ON MY KNEES

This time of year is so hard. I feel ready to throw in the towel, crawl into bed, and never come out. The siren song of the razor blades is strong and sweet, necessitating bringing my thoughts back to my safety contract over and over. My eyes are permanently on the verge of tears, watery and weepy. That one man can bring me to my knees in despair. That the memory of one man can bring me down, leave me curled on the floor, shattered and broken.

The memories come fast and thick. Leave me whirling in confusion as to where I am in time and place. The nausea and the disorientation. Rock is huge, always, these days. My mom is going for cancer surgery next week, so I have to hide how bad I’m feeling so she doesn’t worry. I’m not doing a very good job of it, but she isn’t getting the depth of my shadow self.

Shadow self. My being crawling to The Pit. The body tremors as I fight it. As I fight the flashbacks, the memories of violence done to my body; to my being. Knowing that I can’t let him win. But the body, the mind, wants to cave; to collapse in a puddle of blood and tears.
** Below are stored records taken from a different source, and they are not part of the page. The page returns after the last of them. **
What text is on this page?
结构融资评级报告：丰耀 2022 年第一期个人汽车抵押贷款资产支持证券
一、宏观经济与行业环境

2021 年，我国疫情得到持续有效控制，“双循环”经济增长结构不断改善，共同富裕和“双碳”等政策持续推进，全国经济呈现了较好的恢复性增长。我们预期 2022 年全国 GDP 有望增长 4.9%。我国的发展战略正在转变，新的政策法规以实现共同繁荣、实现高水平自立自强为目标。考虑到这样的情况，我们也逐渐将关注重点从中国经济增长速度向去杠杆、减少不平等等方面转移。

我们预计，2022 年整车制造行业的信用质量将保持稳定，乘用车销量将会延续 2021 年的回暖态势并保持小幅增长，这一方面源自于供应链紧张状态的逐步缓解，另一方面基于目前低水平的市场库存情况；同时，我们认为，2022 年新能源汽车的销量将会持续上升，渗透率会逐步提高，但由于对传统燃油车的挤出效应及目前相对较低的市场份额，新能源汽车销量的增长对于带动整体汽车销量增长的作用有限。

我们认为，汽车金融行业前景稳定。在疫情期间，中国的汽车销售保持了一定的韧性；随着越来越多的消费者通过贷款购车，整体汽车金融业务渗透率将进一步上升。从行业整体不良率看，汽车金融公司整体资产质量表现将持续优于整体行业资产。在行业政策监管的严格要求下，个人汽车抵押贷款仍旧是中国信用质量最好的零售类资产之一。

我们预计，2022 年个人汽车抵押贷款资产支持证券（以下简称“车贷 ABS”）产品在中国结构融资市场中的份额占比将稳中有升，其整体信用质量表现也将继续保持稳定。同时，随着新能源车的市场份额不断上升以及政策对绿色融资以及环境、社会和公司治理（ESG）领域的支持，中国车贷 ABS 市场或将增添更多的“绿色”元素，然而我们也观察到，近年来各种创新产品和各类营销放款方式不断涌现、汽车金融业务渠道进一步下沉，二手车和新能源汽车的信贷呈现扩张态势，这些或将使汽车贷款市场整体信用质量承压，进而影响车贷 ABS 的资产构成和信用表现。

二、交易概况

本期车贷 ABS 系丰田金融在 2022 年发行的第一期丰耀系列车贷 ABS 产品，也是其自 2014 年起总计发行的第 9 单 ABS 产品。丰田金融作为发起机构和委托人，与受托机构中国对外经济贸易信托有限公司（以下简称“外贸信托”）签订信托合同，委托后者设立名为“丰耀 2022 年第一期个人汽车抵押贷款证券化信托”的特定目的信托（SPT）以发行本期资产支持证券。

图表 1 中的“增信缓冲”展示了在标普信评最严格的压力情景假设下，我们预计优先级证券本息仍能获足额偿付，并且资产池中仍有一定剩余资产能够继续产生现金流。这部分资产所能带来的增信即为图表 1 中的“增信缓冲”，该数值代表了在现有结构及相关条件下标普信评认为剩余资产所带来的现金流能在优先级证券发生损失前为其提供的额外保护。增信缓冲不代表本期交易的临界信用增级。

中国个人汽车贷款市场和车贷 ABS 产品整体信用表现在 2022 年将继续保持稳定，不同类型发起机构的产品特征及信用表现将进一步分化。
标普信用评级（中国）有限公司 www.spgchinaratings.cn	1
The days long, the nights longer. Soaked sheets as the body remembers the torment; wakes in a frozen panic. “Just move one finger, just a little bit,” encourages my therapist. So hard. So hard. But I do it. Then the next one. Defiance that he hasn’t completely broken me. My body comes back to me, sore and achy, but mine.

MELANCHOLIC MUSINGS

Working on my poetry collection the past few nights.  It’s difficult to read some of the things  I wrote in the depths of my despair; to remember just how deep The Pit was, and how beckoning The Abyss is.  To crawl into bed and never come out.  I’ve been dealing with not being present for over a month.  My brains way of dealing with it is to retreat into sleep.   Being on my own today proved just how real the struggle is.  I fell asleep last night around 1 am.  Not too bad.  Woke up at 1 pm.  I slept for twelve hours, than took a three hour nap early this evening.  Crazy.

Yesterday I started working on the set of poems based on my sexual assaults.  Probably not the best time to work on that particular set, but I tend to push myself against my own best interests.  Maybe that’s part of why I needed to sleep so much.  Processing the difficulties in staying present.  Processing some of the memories.  I’ve been re-living a lot of the memories.  Not so sure about processing them.  EMDR has been on hold for months again.  Until I can stay stable and present, no EMDR.  And it’s been getting harder and harder to not zone out.  To not shut down.  Even when with my kids.  And that is the saddest thing.